Public Certificates from ‘Newer’ Trusted Root Certificate Authorities

Recently we went live with a secure site which was secured using a public certificate issues by a Root Certificate Authority.

During User Acceptance Testing we found that some clients were showing a browser error stating that the certificate had been issued by an untrusted source.

On investigating the issue we found that the Root Certificate Authority which had issued the certificate was not published as a Trusted Root Certificate Authority in the Certificates MMC Snap-In on the clients showing the error. A little further investigation uncovered that the authority in question had only been added to the list in the last twelve months.

The issue was resolved by running Windows updates on the client machines… which had not been done for some time! Two of the Windows Updates amended the Trusted Root Certificate Authority list and once the clients were restarted the certificate warning went away.

Two lessons:

1. Always run your Windows Updates.

2. Choose an authority that has been on the list for a longer period of time.


Tuesday, April 12, 2011

IIS 7.5 Redirect HTTP to HTTPS

Recently we deployed a secure website that needed to automatically redirect HTTP traffic to HTTPS. This is quite easy to do if the site is published using Microsoft ISA / TMG but as this was a hosted product on a third party Firewall we needed to do the redirect using IIS only.

The site was running on IIS 7.5 and we performed the following steps:

1. Open the IIS Management Console, Click on the site in question and then double-click on SSL settings.


2. Tick the ‘Require SSL’ Box


3. Go back to the IIS Management Console and double-click on the IIS Error Pages icon. Not the .Net Error pages… as shown in the screen clipping below.


4. Double-Click the 403 error and in the dialog box that opens select respond with a 302 redirect and then enter the https://urlname that it needs to redirect to.


5. Click OK and your HTTP site will now automatically redirect to HTTPS


TMG Site-to-Site VPN

I recently deployed a TMG site-to-site VPN from our Head Office to a Hosted Environment where the majority of our production servers / services are located.

I followed the instructions on TechNet ( to the letter but ran into some peculiar difficulties which are not documented anywhere I searched.

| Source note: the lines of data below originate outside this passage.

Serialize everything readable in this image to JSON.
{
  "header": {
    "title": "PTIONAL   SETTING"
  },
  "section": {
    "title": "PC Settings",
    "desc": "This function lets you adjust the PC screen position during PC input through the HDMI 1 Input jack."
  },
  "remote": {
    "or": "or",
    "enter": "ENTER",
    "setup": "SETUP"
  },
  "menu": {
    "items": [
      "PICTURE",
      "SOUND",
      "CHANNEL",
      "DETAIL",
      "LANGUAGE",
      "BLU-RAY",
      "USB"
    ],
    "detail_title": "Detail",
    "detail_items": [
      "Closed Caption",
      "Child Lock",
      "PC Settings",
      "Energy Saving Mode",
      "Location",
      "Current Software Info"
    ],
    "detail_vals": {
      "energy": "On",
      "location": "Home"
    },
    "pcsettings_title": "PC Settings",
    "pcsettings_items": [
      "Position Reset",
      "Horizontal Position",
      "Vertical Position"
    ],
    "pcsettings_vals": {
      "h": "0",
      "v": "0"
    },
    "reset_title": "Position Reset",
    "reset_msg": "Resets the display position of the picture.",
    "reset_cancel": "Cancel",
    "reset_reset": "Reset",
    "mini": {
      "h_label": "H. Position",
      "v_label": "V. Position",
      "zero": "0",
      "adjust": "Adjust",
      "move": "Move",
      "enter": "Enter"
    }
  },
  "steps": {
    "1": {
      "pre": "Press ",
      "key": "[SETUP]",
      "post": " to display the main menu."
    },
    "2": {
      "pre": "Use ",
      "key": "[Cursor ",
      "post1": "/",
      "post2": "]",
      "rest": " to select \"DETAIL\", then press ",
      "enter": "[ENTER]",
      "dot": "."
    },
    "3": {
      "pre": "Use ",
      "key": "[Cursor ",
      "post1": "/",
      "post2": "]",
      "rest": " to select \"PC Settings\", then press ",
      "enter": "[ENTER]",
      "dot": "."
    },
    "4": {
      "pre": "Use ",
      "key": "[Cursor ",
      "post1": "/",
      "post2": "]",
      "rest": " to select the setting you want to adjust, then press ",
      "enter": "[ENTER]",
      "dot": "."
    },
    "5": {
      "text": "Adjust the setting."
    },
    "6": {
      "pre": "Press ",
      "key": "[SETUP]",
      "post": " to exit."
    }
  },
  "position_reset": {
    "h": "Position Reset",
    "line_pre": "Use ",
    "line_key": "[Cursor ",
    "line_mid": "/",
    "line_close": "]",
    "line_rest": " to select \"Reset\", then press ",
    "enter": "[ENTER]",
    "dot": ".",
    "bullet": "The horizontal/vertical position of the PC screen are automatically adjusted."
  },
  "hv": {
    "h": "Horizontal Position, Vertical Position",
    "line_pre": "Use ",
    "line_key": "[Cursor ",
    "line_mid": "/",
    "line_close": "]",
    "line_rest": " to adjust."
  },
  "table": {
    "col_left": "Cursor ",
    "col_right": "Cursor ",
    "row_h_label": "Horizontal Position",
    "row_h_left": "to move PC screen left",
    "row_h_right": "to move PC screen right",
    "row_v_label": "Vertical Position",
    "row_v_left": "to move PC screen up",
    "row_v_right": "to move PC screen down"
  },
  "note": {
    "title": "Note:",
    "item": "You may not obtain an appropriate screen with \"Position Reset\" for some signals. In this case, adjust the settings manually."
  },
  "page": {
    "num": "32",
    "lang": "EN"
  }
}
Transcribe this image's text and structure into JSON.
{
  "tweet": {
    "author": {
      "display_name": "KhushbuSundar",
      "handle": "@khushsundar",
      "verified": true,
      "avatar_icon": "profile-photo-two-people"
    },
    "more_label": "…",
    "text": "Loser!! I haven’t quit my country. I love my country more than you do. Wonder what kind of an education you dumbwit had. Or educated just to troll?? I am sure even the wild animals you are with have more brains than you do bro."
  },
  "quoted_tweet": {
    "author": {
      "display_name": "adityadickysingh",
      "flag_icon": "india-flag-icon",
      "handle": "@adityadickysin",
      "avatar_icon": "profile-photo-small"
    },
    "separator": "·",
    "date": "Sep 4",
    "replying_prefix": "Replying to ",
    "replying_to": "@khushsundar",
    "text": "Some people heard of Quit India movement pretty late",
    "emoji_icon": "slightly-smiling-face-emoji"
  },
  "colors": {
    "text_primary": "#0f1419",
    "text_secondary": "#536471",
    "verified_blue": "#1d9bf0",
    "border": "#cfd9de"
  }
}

Below are a list of a few tips and tricks to get the VPN up and stable:

1. You need to create a user for dial-in access as the configuration utilises the Microsoft Routing and Remote Access Service. I recommend that you create a user on each side of the tunnel with the identical name as this eliminates the confusion on which user to configure in which setup. If you running AD create local accounts on each TMG server.

2. Ensure any Firewalls configured between the two TMG servers are either disabled or allow all inbound traffic. This is particularly important if you are configuring via DSL routers.

3. Some ISP’s do not enable Generic Routing Encapsulation (GRE) on their network. Your VPN will not work if the ISP does not support this.

4. It is better to configure your VPN wizard with the IP address of the other side rather than using a DNS lookup as the timing difference causes the connection to fail in highly utilised network environments.

5. Once you have configured the VPN wizard on both TMG servers you need to access the RRAS MMC interface and start the demand-dial interface which TMG should have created. If it has not  created the interface you can manually create one or else stop and restart the service. This might take a few tries to get right and this is the most ‘fun’ you will have during the configuration.

6. When you are first setting up the VPN you may be forced to restart the RRAS service often. It is a good idea to restart the servers once all is configured to ensure the VPN comes up on its own once the servers reconnect.

That about covers the ‘undocumented’ issues I ran into while configuring the VPN and I hope this post helps someone out there.



It has been 2 years since I last posted anything here.

I have decided to start again and try and provide at least one article a week… let’s see how it goes. I will also use this blog as an online notebook for IT related issues I deal with on a daily basis.